May 21, 2024

Trump calls for Supreme Court to ‘intercede’ after third indictment

Former president Donald Trump arrives at Ronald Reagan Washington National Airport in Arlington, Va. on Thursday, August 3, 2023 after appearing at E. Barrett Prettyman United States Court House. 

Tom Brenner | The Washington Post | Getty Images

Less than one day after being arraigned on charges of trying to subvert the 2020 presidential race, former President Donald Trump on Friday called for the U.S. Supreme Court to step into the 2024 contest.

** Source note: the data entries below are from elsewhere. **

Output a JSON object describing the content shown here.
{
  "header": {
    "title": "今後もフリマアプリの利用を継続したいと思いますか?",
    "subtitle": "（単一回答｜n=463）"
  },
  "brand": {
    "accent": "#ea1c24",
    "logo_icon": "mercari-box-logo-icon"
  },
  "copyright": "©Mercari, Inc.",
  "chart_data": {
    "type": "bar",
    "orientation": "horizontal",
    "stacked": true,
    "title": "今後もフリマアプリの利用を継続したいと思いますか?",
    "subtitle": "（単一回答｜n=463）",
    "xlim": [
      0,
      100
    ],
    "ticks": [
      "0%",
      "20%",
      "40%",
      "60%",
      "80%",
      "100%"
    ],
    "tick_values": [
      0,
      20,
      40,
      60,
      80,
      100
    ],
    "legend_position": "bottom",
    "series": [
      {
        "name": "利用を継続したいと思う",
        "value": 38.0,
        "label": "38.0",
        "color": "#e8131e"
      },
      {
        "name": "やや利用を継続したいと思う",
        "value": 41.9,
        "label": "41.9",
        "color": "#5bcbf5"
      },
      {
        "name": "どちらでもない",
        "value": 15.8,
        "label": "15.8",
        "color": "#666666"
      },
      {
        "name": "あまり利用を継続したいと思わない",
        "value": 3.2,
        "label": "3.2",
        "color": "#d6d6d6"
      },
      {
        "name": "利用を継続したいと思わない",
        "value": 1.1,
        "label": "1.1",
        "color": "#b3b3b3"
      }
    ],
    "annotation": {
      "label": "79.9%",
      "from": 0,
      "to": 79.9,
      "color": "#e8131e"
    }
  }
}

Trump, the top contender in the Republican presidential primary, claimed that dealing with numerous ongoing legal battles amounts to “election interference” — the very thing he is accused of conspiring to do in his latest indictment.

“My political opponent has hit me with a barrage of weak lawsuits, including D.A., A.G., and others, which require massive amounts of my time & money to adjudicate,” Trump wrote on Truth Social on Friday morning.

“Resources that would have gone into Ads and Rallies, will now have to be spent fighting these Radical Left Thugs in numerous courts throughout the Country,” Trump wrote. “I am leading in all Polls, including against Crooked Joe, but this is not a level playing field.”

“It is Election Interference, & the Supreme Court must intercede,” he wrote.

While the Supreme Court has in the past been tasked with making major decisions about presidential elections — perhaps most notably by ruling on a disputed recount in Florida in 2000 — it’s far from clear what Trump expects the high court to do about his 78 criminal charges. In most cases, the Supreme Court has appellate jurisdiction, meaning it considers cases that have been appealed from lower courts.

The Supreme Court did not immediately respond to CNBC’s request for comment. A Trump campaign spokesman did not immediately respond to questions about the former president’s post.

Trump was charged Tuesday with four criminal counts related to his efforts to overturn his loss to President Joe Biden in 2020.

The indictment, brought by special counsel Jack Smith, alleges a monthslong effort by Trump and a half-dozen co-conspirators to keep his hold on the presidency through a shifting, multi-layered conspiracy that violated multiple federal statutes, including Conspiracy to Defraud the United States.

The indictment centers on Trump’s actions leading up to and during Jan. 6, 2021, when a congressional meeting to confirm Biden’s electoral victory was derailed by a violent pro-Trump mob that stormed the U.S. Capitol.

Trump pleaded not guilty Thursday in federal court in Washington, D.C., just blocks from the Capitol. Trump has suggested that the case should be moved out of D.C., where a jury would be picked from a Democratic-leaning population, to a state like West Virginia, which voted heavily for Trump in the 2016 and 2020 elections.

It was the third time this year that the former president has pleaded not guilty to criminal charges. Trump was arraigned in June on federal charges stemming from his efforts to keep classified documents after leaving the presidency. Trump was also charged by Manhattan prosecutors with falsifying business records related to hush money payments to women who say they had extramarital affairs with him. Trump has denied cheating on his wife.

Thursday’s arraignment may not be Trump’s last. Fulton County District Attorney Fani Willis is expected to seek indictments this month after investigating efforts by Trump and his allies to overturn his loss in Georgia’s 2020 election.

Despite the dozens of criminal charges weighing on Trump, his presidential campaign appears to keep rising above his GOP competitors.

A recent New York Times/Siena College poll of likely Republican primary voters found Trump outpacing Florida Gov. Ron DeSantis by wide double-digit margins. In Iowa, a key nominating state for Republicans, Trump holds a smaller but still commanding lead, according to another Times/Siena poll published Friday.